The village had modest origins, situated on previously uninhabited land and occupied by perhaps no more than two or three families at a time in the 5th and 6th centuries. Its expansion began in the 7th century, when the imposition of an extensive field system suggests the influence of the Church, and a greater and more complex array of domestic structures can be identified. A new field system was set out in the middle Anglo-Saxon period, before a radical change in the settlement's layout was imposed in the 9th century. This occurred at roughly the same time as the Danelaw was established in this part of the country, although a direct causal link remains elusive.

Changes to the layout of the settlement continued to be made throughout the Middle Ages, but its overall form had largely crystallised by the 11th or 12th century under the influence of the two manors which held land in Stratton. The capital messuage of the main Stratton manor is preserved as a scheduled site to the south-east of the excavation area.
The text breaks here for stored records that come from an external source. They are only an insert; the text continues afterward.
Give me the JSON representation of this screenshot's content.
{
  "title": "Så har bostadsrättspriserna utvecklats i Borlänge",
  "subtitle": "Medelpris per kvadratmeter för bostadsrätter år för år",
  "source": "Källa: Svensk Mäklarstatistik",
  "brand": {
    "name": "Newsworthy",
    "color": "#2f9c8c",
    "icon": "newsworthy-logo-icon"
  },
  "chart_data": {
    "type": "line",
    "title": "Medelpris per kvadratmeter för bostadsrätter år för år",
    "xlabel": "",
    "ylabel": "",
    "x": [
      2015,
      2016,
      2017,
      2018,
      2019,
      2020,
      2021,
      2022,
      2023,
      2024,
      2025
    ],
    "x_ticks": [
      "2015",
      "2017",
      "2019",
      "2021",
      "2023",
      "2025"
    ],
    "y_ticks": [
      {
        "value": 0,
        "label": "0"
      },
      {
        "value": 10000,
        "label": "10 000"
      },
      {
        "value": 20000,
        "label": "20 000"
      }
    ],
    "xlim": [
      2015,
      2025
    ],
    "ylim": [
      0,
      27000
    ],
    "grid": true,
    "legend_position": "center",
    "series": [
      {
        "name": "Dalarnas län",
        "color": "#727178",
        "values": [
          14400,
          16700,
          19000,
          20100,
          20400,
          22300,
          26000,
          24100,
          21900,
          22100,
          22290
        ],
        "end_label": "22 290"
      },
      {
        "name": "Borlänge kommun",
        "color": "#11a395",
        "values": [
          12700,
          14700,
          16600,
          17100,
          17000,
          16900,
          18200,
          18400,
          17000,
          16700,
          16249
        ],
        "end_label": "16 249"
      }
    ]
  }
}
Part of another moated site and the two dovecots that were revealed represent a direct link with the medieval manors, while a substantial, high-status timber building may have been associated with one of their late Anglo-Saxon precursors. The other medieval buildings - mostly timber, though a few had masonry foundations - would have been inhabited by tenants of the manors. Documentary sources suggest that the resident lords of the manors gradually began to reduce the number of tenants in the late 17th or early 18th century, remodelling the village into the classic estate landscape of Stratton Park.

The excavations revealed a settlement that was constantly in flux, when viewed from the perspective of its life over more than a millennium, but which in many ways remained remarkably constant over that period. Stratton was not a wealthy village, existing as a dependent township within the parish of Biggleswade, and the focus of the excavations lay primarily on the homes and activities of the ordinary villagers rather than the social elite. This publication chronicles 1,300 years of a small, low-status farming community - the crops they grew, the animals they reared, and the goods they traded or made themselves.